On Being Taken Care Of

08.4.2018

I'm currently sitting on the rooftop deck at New Seasons in Portland, OR. I've been travelling to Portland for work pretty frequently since moving to Seattle, and among the things I love about visiting Portland is getting to buy food on the company's dime (or having my parents pay for my food if we go out). This trip is for pleasure though, and while my partner and I are typically very diligent about planning our food, bringing snacks, grocery shopping and making out own food even on vacation I completely neglected to do that for this particular trip. I found myself away from home with no food and no one paying my way, and have therefore eaten out for every meal. And it has been equal parts expensive and delightful. I'm much more aware and concious of my purchases since they are with my own money, and find myself introspecting deeply before each meal. Is this what I want to eat? Is it worth the price? How hungry am I really? What am I craving? And I also find myself enjoying my meals much more. At home, eating is often pleasurable but also something I kind of have to do. I won't say it's "something to get through" -- I love to eat -- but it's not something I reflect on much.

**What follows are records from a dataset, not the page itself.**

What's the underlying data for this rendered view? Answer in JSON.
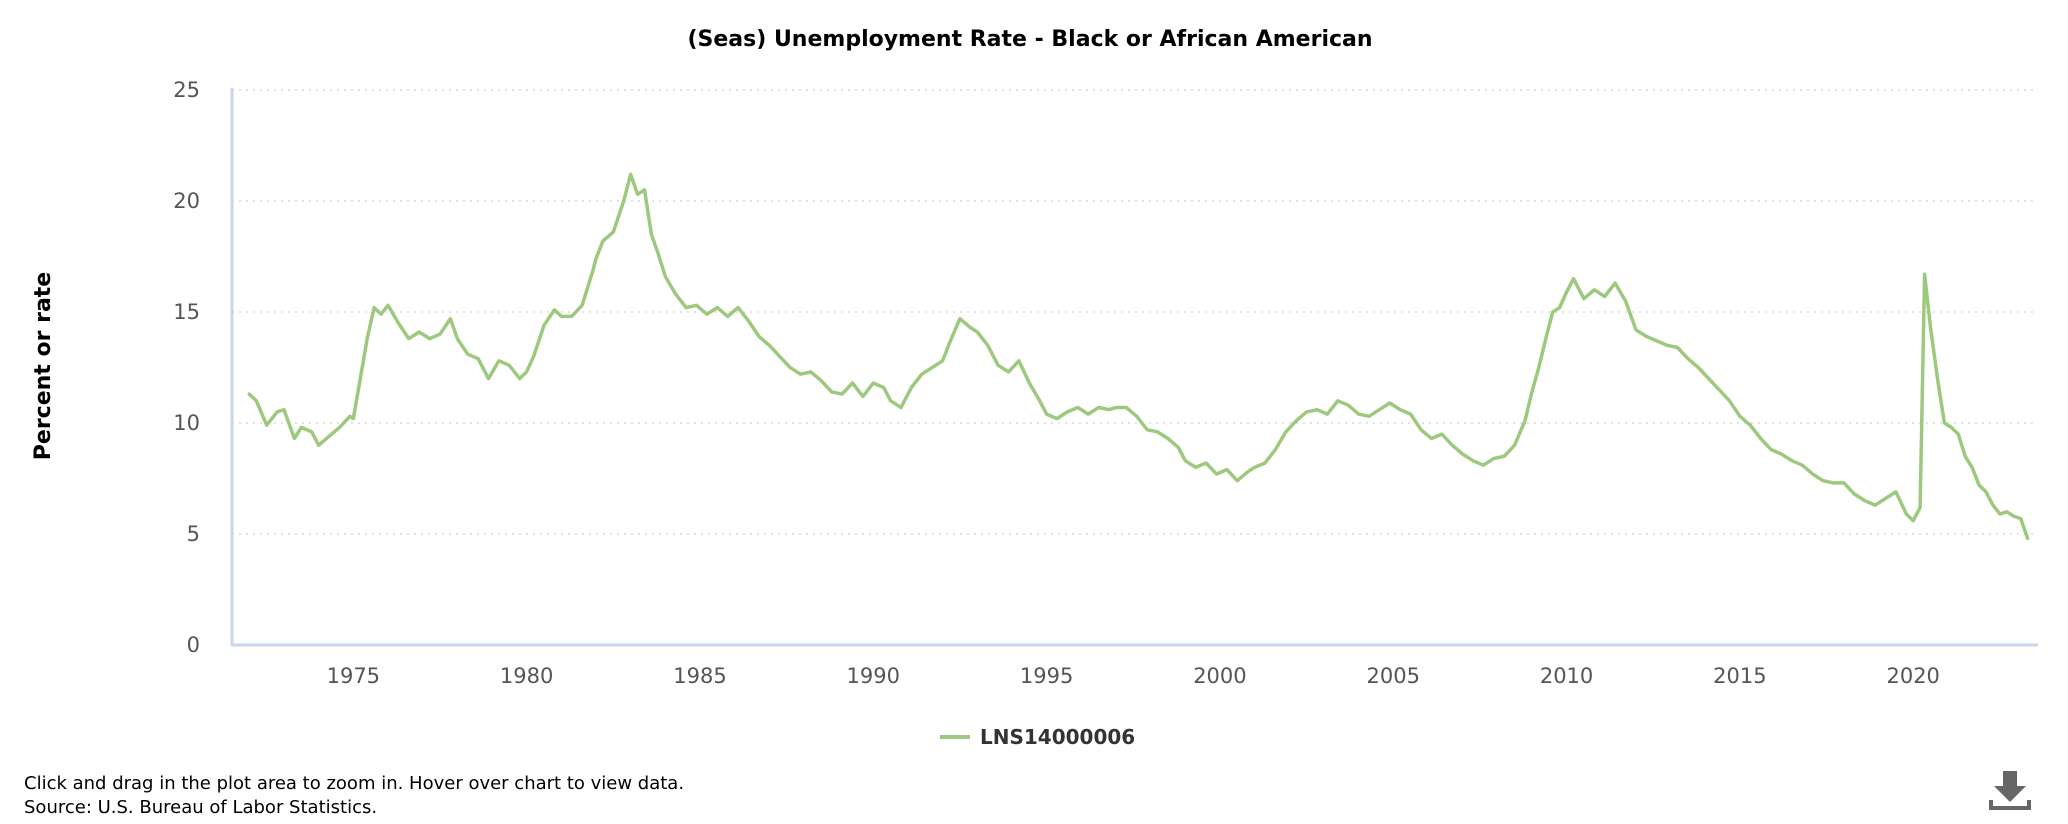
{
  "chart_data": {
    "type": "line",
    "title": "(Seas) Unemployment Rate - Black or African American",
    "ylabel": "Percent or rate",
    "xlabel": "",
    "ylim": [
      0,
      25
    ],
    "xlim": [
      1971.5,
      2023.6
    ],
    "yticks": [
      "0",
      "5",
      "10",
      "15",
      "20",
      "25"
    ],
    "xticks": [
      "1975",
      "1980",
      "1985",
      "1990",
      "1995",
      "2000",
      "2005",
      "2010",
      "2015",
      "2020"
    ],
    "grid": "horizontal dotted",
    "legend": "bottom-center",
    "color": "#9dc97e",
    "series": [
      {
        "name": "LNS14000006",
        "x": [
          1972.0,
          1972.2,
          1972.5,
          1972.8,
          1973.0,
          1973.3,
          1973.5,
          1973.8,
          1974.0,
          1974.3,
          1974.6,
          1974.9,
          1975.0,
          1975.2,
          1975.4,
          1975.6,
          1975.8,
          1976.0,
          1976.3,
          1976.6,
          1976.9,
          1977.2,
          1977.5,
          1977.8,
          1978.0,
          1978.3,
          1978.6,
          1978.9,
          1979.2,
          1979.5,
          1979.8,
          1980.0,
          1980.2,
          1980.5,
          1980.8,
          1981.0,
          1981.3,
          1981.6,
          1981.9,
          1982.0,
          1982.2,
          1982.5,
          1982.8,
          1983.0,
          1983.2,
          1983.4,
          1983.6,
          1983.8,
          1984.0,
          1984.3,
          1984.6,
          1984.9,
          1985.2,
          1985.5,
          1985.8,
          1986.1,
          1986.4,
          1986.7,
          1987.0,
          1987.3,
          1987.6,
          1987.9,
          1988.2,
          1988.5,
          1988.8,
          1989.1,
          1989.4,
          1989.7,
          1990.0,
          1990.3,
          1990.5,
          1990.8,
          1991.1,
          1991.4,
          1991.7,
          1992.0,
          1992.2,
          1992.5,
          1992.8,
          1993.0,
          1993.3,
          1993.6,
          1993.9,
          1994.2,
          1994.5,
          1994.8,
          1995.0,
          1995.3,
          1995.6,
          1995.9,
          1996.2,
          1996.5,
          1996.8,
          1997.0,
          1997.3,
          1997.6,
          1997.9,
          1998.2,
          1998.5,
          1998.8,
          1999.0,
          1999.3,
          1999.6,
          1999.9,
          2000.2,
          2000.5,
          2000.8,
          2001.0,
          2001.3,
          2001.6,
          2001.9,
          2002.2,
          2002.5,
          2002.8,
          2003.1,
          2003.4,
          2003.7,
          2004.0,
          2004.3,
          2004.6,
          2004.9,
          2005.2,
          2005.5,
          2005.8,
          2006.1,
          2006.4,
          2006.7,
          2007.0,
          2007.3,
          2007.6,
          2007.9,
          2008.2,
          2008.5,
          2008.8,
          2009.0,
          2009.2,
          2009.4,
          2009.6,
          2009.8,
          2010.0,
          2010.2,
          2010.5,
          2010.8,
          2011.1,
          2011.4,
          2011.7,
          2012.0,
          2012.3,
          2012.6,
          2012.9,
          2013.2,
          2013.5,
          2013.8,
          2014.1,
          2014.4,
          2014.7,
          2015.0,
          2015.3,
          2015.6,
          2015.9,
          2016.2,
          2016.5,
          2016.8,
          2017.1,
          2017.4,
          2017.7,
          2018.0,
          2018.3,
          2018.6,
          2018.9,
          2019.2,
          2019.5,
          2019.8,
          2020.0,
          2020.2,
          2020.33,
          2020.5,
          2020.7,
          2020.9,
          2021.1,
          2021.3,
          2021.5,
          2021.7,
          2021.9,
          2022.1,
          2022.3,
          2022.5,
          2022.7,
          2022.9,
          2023.1,
          2023.3
        ],
        "values": [
          11.3,
          11.0,
          9.9,
          10.5,
          10.6,
          9.3,
          9.8,
          9.6,
          9.0,
          9.4,
          9.8,
          10.3,
          10.2,
          12.0,
          13.8,
          15.2,
          14.9,
          15.3,
          14.5,
          13.8,
          14.1,
          13.8,
          14.0,
          14.7,
          13.8,
          13.1,
          12.9,
          12.0,
          12.8,
          12.6,
          12.0,
          12.3,
          13.0,
          14.4,
          15.1,
          14.8,
          14.8,
          15.3,
          16.8,
          17.4,
          18.2,
          18.6,
          20.0,
          21.2,
          20.3,
          20.5,
          18.5,
          17.6,
          16.6,
          15.8,
          15.2,
          15.3,
          14.9,
          15.2,
          14.8,
          15.2,
          14.6,
          13.9,
          13.5,
          13.0,
          12.5,
          12.2,
          12.3,
          11.9,
          11.4,
          11.3,
          11.8,
          11.2,
          11.8,
          11.6,
          11.0,
          10.7,
          11.6,
          12.2,
          12.5,
          12.8,
          13.6,
          14.7,
          14.3,
          14.1,
          13.5,
          12.6,
          12.3,
          12.8,
          11.8,
          11.0,
          10.4,
          10.2,
          10.5,
          10.7,
          10.4,
          10.7,
          10.6,
          10.7,
          10.7,
          10.3,
          9.7,
          9.6,
          9.3,
          8.9,
          8.3,
          8.0,
          8.2,
          7.7,
          7.9,
          7.4,
          7.8,
          8.0,
          8.2,
          8.8,
          9.6,
          10.1,
          10.5,
          10.6,
          10.4,
          11.0,
          10.8,
          10.4,
          10.3,
          10.6,
          10.9,
          10.6,
          10.4,
          9.7,
          9.3,
          9.5,
          9.0,
          8.6,
          8.3,
          8.1,
          8.4,
          8.5,
          9.0,
          10.1,
          11.4,
          12.5,
          13.8,
          15.0,
          15.2,
          15.9,
          16.5,
          15.6,
          16.0,
          15.7,
          16.3,
          15.5,
          14.2,
          13.9,
          13.7,
          13.5,
          13.4,
          12.9,
          12.5,
          12.0,
          11.5,
          11.0,
          10.3,
          9.9,
          9.3,
          8.8,
          8.6,
          8.3,
          8.1,
          7.7,
          7.4,
          7.3,
          7.3,
          6.8,
          6.5,
          6.3,
          6.6,
          6.9,
          5.9,
          5.6,
          6.2,
          16.7,
          14.3,
          12.0,
          10.0,
          9.8,
          9.5,
          8.5,
          8.0,
          7.2,
          6.9,
          6.3,
          5.9,
          6.0,
          5.8,
          5.7,
          4.8
        ]
      }
    ]
  },
  "footer": {
    "note": "Click and drag in the plot area to zoom in. Hover over chart to view data.",
    "source": "Source: U.S. Bureau of Labor Statistics."
  },
  "icons": {
    "download": "download-icon"
  }
}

I've also realized that part of my relishing these meals out is that I didn't have to do anything (except pay, woops). I didn't have to get the groceries, or slice the veggies, or cook the food, or do the dishes. I didn't have to save the leftovers or take out the trash or wipe the counters. This realization makes it sound like I've never eaten out before, which of course I have innumerable times. And in general I'd say I don't even like eating out that much - I love to cook, and to know what I'm going to eat ahead of time, and besides am generally a very picky eater. But on this trip, not having to think about food and eating what I want when I want without any of the work has been divine.

I think what I'm realizing in this moment more than how fun it is to eat out is how nice it is to be taken care of. In this case the eateries are taking care of me, but I also love seeing my parents for this reason: I feel taken care of. I feel free of worry and responsibility, neither of which weigh particularly heavy on me at all but enough that I appreciate when they aren't there. That's something I didn't, and couldn't, appreciate as a kid, when everything was taken care of. And begs the question what do I have now that I'm not appreciating before it's gone?

So anyway, major shout out to my mom for taking care of me, both as a kid and now. Both literally and figuratively, I couldn't have done it without you.